Methodik und Befunde
Die Studie basiert auf geochemischen Messungen von Gesteinsproben, die aus dem vernarbten Krater im Yucatán stammen. Durch die Untersuchung von Isotopenverhältnissen und Mineralzusammensetzungen konnten Wissenschaftler die Temperatur- und Flüssigkeitsbedingungen über geologische Zeiträume rekonstruieren.
Die Ergebnisse zeigen, dass poröse Gesteinsschichten über einen langen Zeitraum hinweg mit heißem Wasser durchdrungen waren, wodurch ein stabiles Umfeld für chemische Reaktionen und potenziell mikrobielles Leben entstand.
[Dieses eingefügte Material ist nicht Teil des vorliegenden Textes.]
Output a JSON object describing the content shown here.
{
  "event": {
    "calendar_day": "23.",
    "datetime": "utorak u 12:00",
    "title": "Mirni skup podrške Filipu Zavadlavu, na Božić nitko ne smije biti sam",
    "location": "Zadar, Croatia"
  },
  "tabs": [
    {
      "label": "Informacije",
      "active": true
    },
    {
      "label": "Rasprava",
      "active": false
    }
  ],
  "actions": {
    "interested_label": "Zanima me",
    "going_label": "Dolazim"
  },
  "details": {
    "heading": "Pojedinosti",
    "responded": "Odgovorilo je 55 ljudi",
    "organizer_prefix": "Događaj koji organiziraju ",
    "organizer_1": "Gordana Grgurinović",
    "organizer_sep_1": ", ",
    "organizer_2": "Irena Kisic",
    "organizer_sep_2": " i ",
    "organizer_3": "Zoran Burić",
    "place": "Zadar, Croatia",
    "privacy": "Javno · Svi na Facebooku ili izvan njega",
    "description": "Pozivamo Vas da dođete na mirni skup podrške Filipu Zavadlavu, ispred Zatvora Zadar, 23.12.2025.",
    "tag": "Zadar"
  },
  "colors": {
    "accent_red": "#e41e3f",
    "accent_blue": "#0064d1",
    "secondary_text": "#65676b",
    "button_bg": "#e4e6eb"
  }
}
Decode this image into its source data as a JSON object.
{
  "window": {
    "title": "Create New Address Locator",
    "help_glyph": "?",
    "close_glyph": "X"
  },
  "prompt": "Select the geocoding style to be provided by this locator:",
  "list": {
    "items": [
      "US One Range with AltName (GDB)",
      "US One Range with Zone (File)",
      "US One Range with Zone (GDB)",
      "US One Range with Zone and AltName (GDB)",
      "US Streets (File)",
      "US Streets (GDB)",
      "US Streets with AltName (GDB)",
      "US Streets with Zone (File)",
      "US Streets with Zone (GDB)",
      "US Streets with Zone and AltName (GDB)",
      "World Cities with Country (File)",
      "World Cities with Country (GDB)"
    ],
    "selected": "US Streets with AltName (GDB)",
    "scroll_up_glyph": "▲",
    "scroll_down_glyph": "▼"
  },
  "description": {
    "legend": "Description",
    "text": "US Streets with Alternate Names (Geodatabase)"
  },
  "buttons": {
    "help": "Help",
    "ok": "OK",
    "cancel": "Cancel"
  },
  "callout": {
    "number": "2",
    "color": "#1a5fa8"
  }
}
Bedeutung für die Evolution
Ein solch ausgedehntes hydrothermales System hätte nach dem Massenaussterben der Dinosaurier eine Nische für die Entwicklung neuer Organismen geboten. Die anhaltende Wärme- und Nährstoffversorgung könnte das Überleben von Mikroben unterstützt und damit die Grundlage für spätere komplexere Lebensformen gelegt haben.
Ausblick
Die neuen Erkenntnisse fordern frühere Modelle zur Erholung der Erde nach dem Chicxulub-Ereignis heraus und eröffnen Fragen nach ähnlichen Prozessen auf anderen Planeten und Monden, wo Einschläge hydrothermale Aktivitäten auslösen könnten.